In a recommendation system, we typically use an instance of tfrs.layers.factorized_top_k.ScaNN or tfrs.layers.factorized_top_k.BruteForce to retrieve the nearest neighbors of a query vector. Is there a convenient way to retrieve the furthest neighbors instead?
I looked at the code for tfrs.layers.factorized_top_k.BruteForce and realized I could create a nearly identical class (BruteForceFurthest) that returns the furthest neighbors by changing one line of code. Here is the relevant code excerpt from the call() function.
scores = self._compute_score(queries, self._candidates)
values, indices = tf.math.top_k(-scores, k = k) # Negate the scores to get the furthest neighbors
return values, tf.gather(self._identifiers, indices)
As you can see, I think it is as simple as negating the scores so that the “top K” scores are really the bottom K scores.
How about inverting the distance functio ? Any kind of transformation on the distance calculation that would reverse its meaning would do – (x * -1), (x ^ -1), etc.
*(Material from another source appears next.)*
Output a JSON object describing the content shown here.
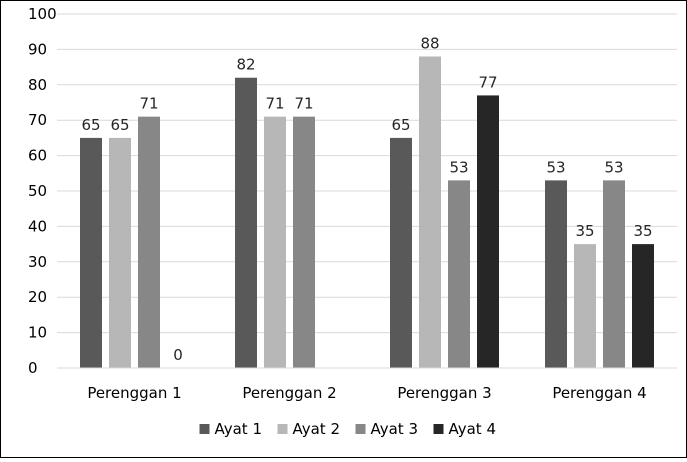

It’s kind of interesting also to consider when the “distance” is computed with multiple dimensions, how a euclidean distance or RMS would be the typical distance metrics we humans would gravitate towards. But any arbitrary Minkowski distance (Minkowski distance - Wikipedia) could be used. Switching up the p-value can produce very different N-body graphs from the same original coordinates.
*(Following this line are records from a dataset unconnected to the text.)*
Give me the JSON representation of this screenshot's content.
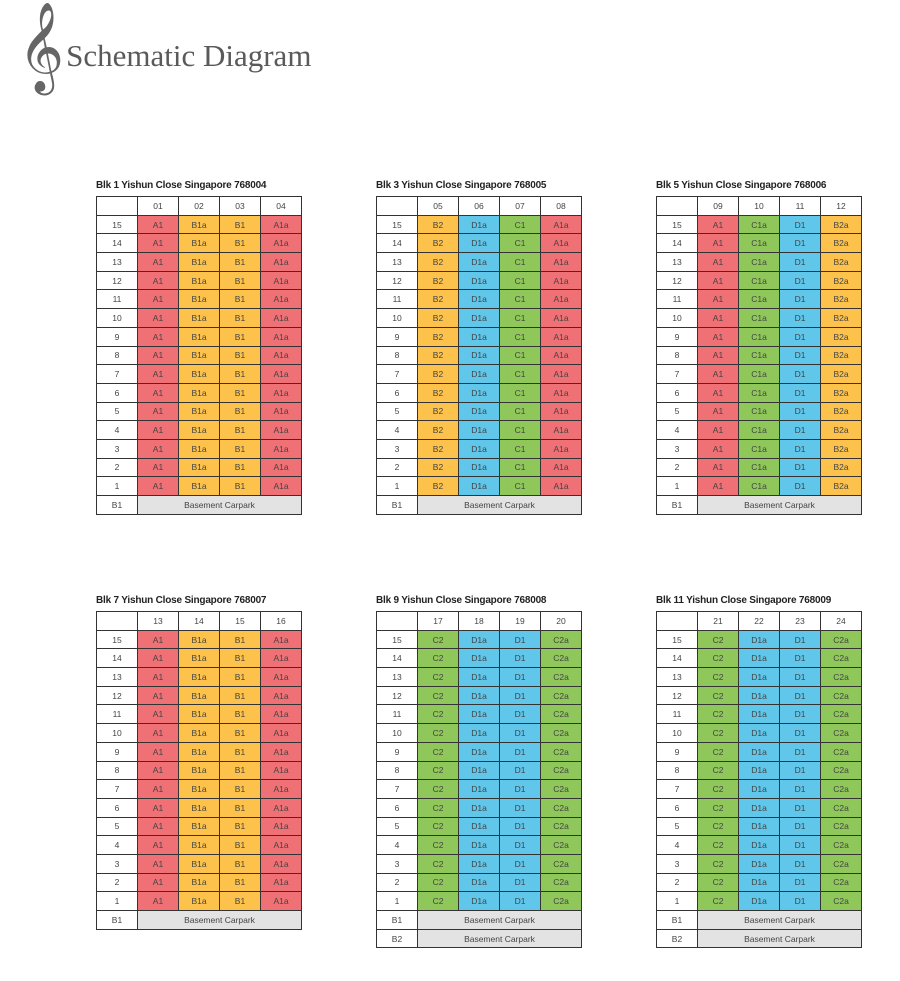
{
  "header": {
    "title": "Schematic Diagram",
    "logo_icon": "treble-clef-icon"
  },
  "colors": {
    "A": "#ef7075",
    "B": "#fcc24c",
    "C": "#8fc75b",
    "D": "#60c6ea",
    "basement": "#e3e3e3"
  },
  "floors": [
    "15",
    "14",
    "13",
    "12",
    "11",
    "10",
    "9",
    "8",
    "7",
    "6",
    "5",
    "4",
    "3",
    "2",
    "1"
  ],
  "blocks": [
    {
      "title": "Blk 1 Yishun Close Singapore 768004",
      "units": [
        "01",
        "02",
        "03",
        "04"
      ],
      "types": [
        "A1",
        "B1a",
        "B1",
        "A1a"
      ],
      "basements": [
        {
          "level": "B1",
          "label": "Basement Carpark"
        }
      ]
    },
    {
      "title": "Blk 3 Yishun Close Singapore 768005",
      "units": [
        "05",
        "06",
        "07",
        "08"
      ],
      "types": [
        "B2",
        "D1a",
        "C1",
        "A1a"
      ],
      "basements": [
        {
          "level": "B1",
          "label": "Basement Carpark"
        }
      ]
    },
    {
      "title": "Blk 5 Yishun Close Singapore 768006",
      "units": [
        "09",
        "10",
        "11",
        "12"
      ],
      "types": [
        "A1",
        "C1a",
        "D1",
        "B2a"
      ],
      "basements": [
        {
          "level": "B1",
          "label": "Basement Carpark"
        }
      ]
    },
    {
      "title": "Blk 7 Yishun Close Singapore 768007",
      "units": [
        "13",
        "14",
        "15",
        "16"
      ],
      "types": [
        "A1",
        "B1a",
        "B1",
        "A1a"
      ],
      "basements": [
        {
          "level": "B1",
          "label": "Basement Carpark"
        }
      ]
    },
    {
      "title": "Blk 9 Yishun Close Singapore 768008",
      "units": [
        "17",
        "18",
        "19",
        "20"
      ],
      "types": [
        "C2",
        "D1a",
        "D1",
        "C2a"
      ],
      "basements": [
        {
          "level": "B1",
          "label": "Basement Carpark"
        },
        {
          "level": "B2",
          "label": "Basement Carpark"
        }
      ]
    },
    {
      "title": "Blk 11 Yishun Close Singapore 768009",
      "units": [
        "21",
        "22",
        "23",
        "24"
      ],
      "types": [
        "C2",
        "D1a",
        "D1",
        "C2a"
      ],
      "basements": [
        {
          "level": "B1",
          "label": "Basement Carpark"
        },
        {
          "level": "B2",
          "label": "Basement Carpark"
        }
      ]
    }
  ]
}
I figured I could simply use the same distance and score calculation that tfrs.layers.factorized_top_k.BruteForce uses by default but negate the scores, as shown in the code excerpt I provided.
In any event, I ended up implementing another class that combines the “positive” and “negative” retrieval models and averages the respective “nearest neighbors” and “furthest neighbors” scores.